The various policies and maneuvers emanating from the increasingly gold-plated Oval Office, whether explicit and sent forth in a slightly skewed Executive Order-ese or more tacit and downstream of the bigotry and civic and scientific disdain that infects the entire administration, collectively continue to offer vague hints as to when, exactly, American was Great before. There are the president’s repeated claims that it was the Gilded Age, when the Vanderbilts and Carnegies and their ilk controlled approximately as much of the country’s wealth as Trump himself would like to control now, that is worth going back to; there are the only barely hidden attempts to resegregate into a second Jim Crow era; or the kneecapping of a century’s worth of scientific enterprise suggesting it is perhaps a pre-penicillin, pre-vaccine era when enough of the populace might be at risk of dying young as to prevent much of an outcry that would reach the tops of the mountain.

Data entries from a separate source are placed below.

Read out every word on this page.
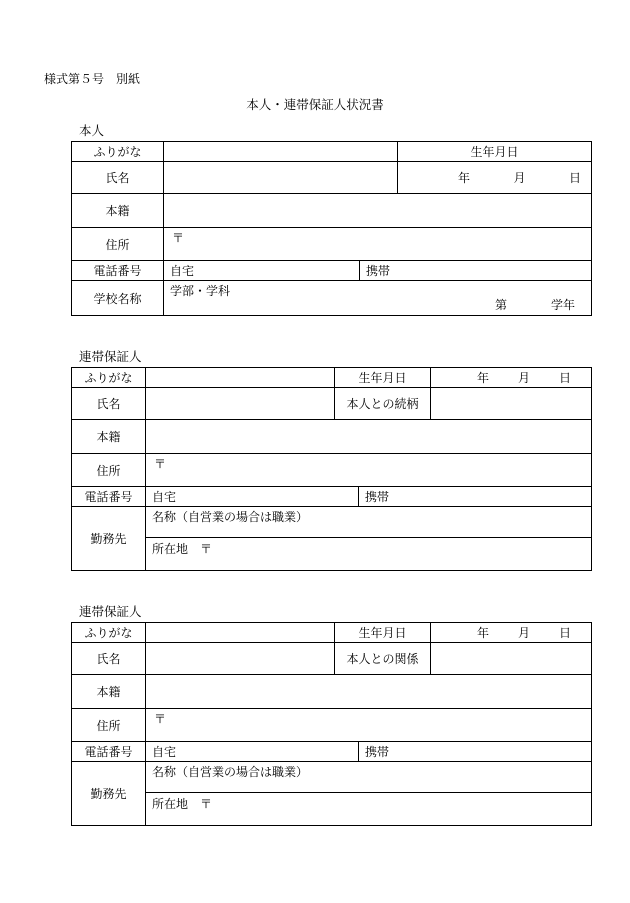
様式第５号　別紙
本人・連帯保証人状況書
本人
ふりがな			生年月日
氏名			年 月 日

本籍			
住所	〒		

電話番号	自宅	携帯	
学校名称	学部・学科
第 学年		
連帯保証人
ふりがな		生年月日		年 月 日

氏名		本人との続柄		
本籍				
住所	〒			

電話番号	自宅		携帯	
勤務先	名称（自営業の場合は職業）
所在地 〒			
連帯保証人
ふりがな		生年月日		年 月 日

氏名		本人との関係		
本籍				
住所	〒			

電話番号	自宅		携帯	
勤務先	名称（自営業の場合は職業）
所在地 〒			
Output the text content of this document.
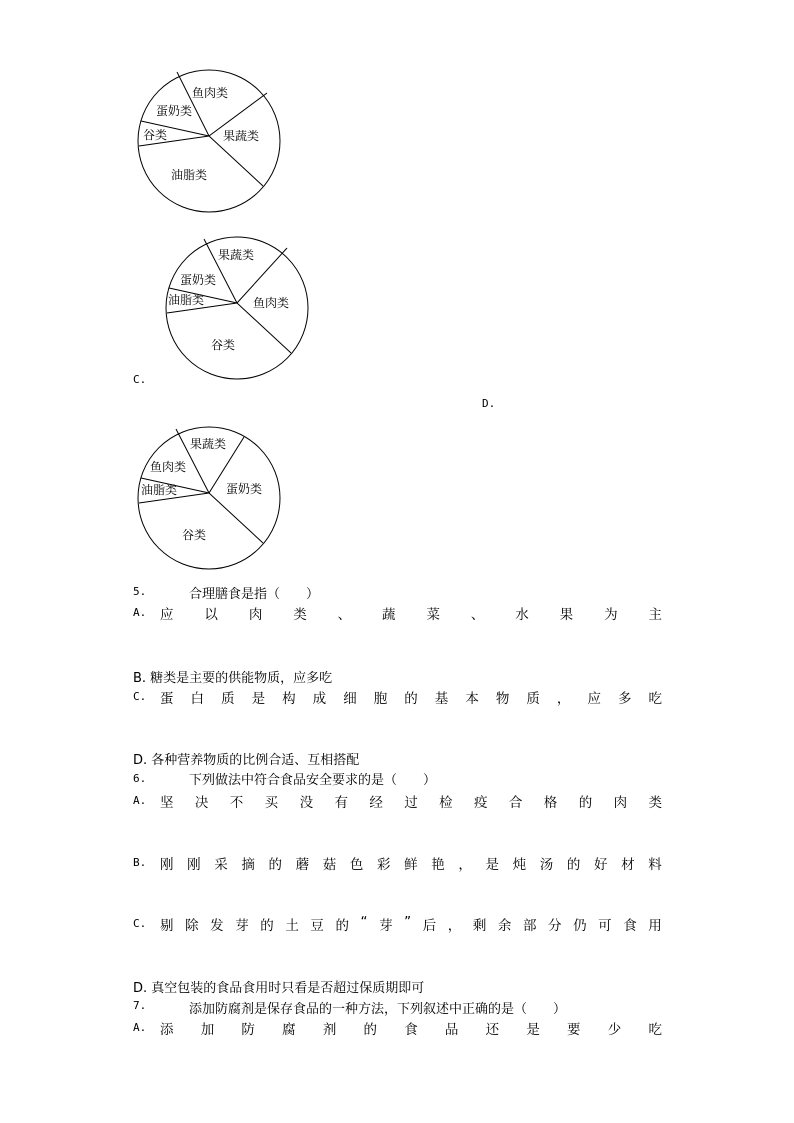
鱼肉类
果蔬类
油脂类
谷类
蛋奶类
果蔬类
鱼肉类
谷类
油脂类
蛋奶类
C.
D.
果蔬类
蛋奶类
谷类
油脂类
鱼肉类
5.	合理膳食是指（　　）
A. 应 以 肉 类 、 蔬 菜 、 水 果 为 主
B. 糖类是主要的供能物质，应多吃
C. 蛋 白 质 是 构 成 细 胞 的 基 本 物 质 ， 应 多 吃
D. 各种营养物质的比例合适、互相搭配
6.	下列做法中符合食品安全要求的是（　　）
A. 坚 决 不 买 没 有 经 过 检 疫 合 格 的 肉 类
B. 刚 刚 采 摘 的 蘑 菇 色 彩 鲜 艳 ， 是 炖 汤 的 好 材 料
C. 剔 除 发 芽 的 土 豆 的 “ 芽 ” 后 ， 剩 余 部 分 仍 可 食 用
D. 真空包装的食品食用时只看是否超过保质期即可
7.	添加防腐剂是保存食品的一种方法，下列叙述中正确的是（　　）
A. 添 加 防 腐 剂 的 食 品 还 是 要 少 吃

And now there is the Golden Dome, an absurdist attempt at a national, space-based missile defense system, that firmly places us back in another era of Making America Great, the Reagan years. Back then, it was officially called the Strategic Defense Initiative, but popularly came to be referred to as Star Wars; the system, of course, was never built, though the spending on various corners of science and tech likely did have positive trickle-down impacts over the subsequent decades (funny, how basic research spending can do that). Now, Trump wants $25 billion allocated to the new project this year, and $175 billion over the life of the project — more than the annual GDP of, say, Morocco, or put another way, about the annual budget of 25 National Cancer Institutes.

Trump claims that the new system can be “fully operational before the end of my term,” a promise akin to Musk’s 2016 claim he would get humans to Mars within six years, or his 2024 edit that puts them on the Red Planet within four, or the company that said in 2022 they would open a space hotel in, uh, 2025. The supposed comparison is to Israel’s Iron Dome, a missile intercept system that successfully shoots down many short-range rockets over a country approximately the size of the US’s fourth-smallest state. There is relatively widespread agreement that an actual missile defense system covering the entire US is extremely difficult if not outright impossible; the Congressional Budget Office itself has found that, even with far lower launch costs than in previous decades, such a system might end up costing as much as $542 billion. Now we’re in the ballpark of Thailand’s or the UAE’s GDP, or more than 75 years of full NCI funding.

The odds of any of us waking up 20 years from now and looking up at a fully functional invisible protective blanket in the sky are essentially zero, but that doesn’t really matter to the administration or its friends. As CNN and others have pointed out, all those billions, if allocated, will flow directly toward a select few companies — like SpaceX — to play with some toys for a while before the whole thing gets quietly abandoned, or renamed and downgraded and walked back until its something else entirely. In the 1980s, after billions of dollars were spent, the SDI saw its budget cut after reports of its infeasibility; Trump, who never met a bit of science or technology he actually understood, thinks his version will be immune.

“Ronald Reagan wanted it many years ago, but they didn’t have the technology,” he said on Tuesday. “But it’s something we’re going to have. We’re going to have it at the highest level.” Indeed.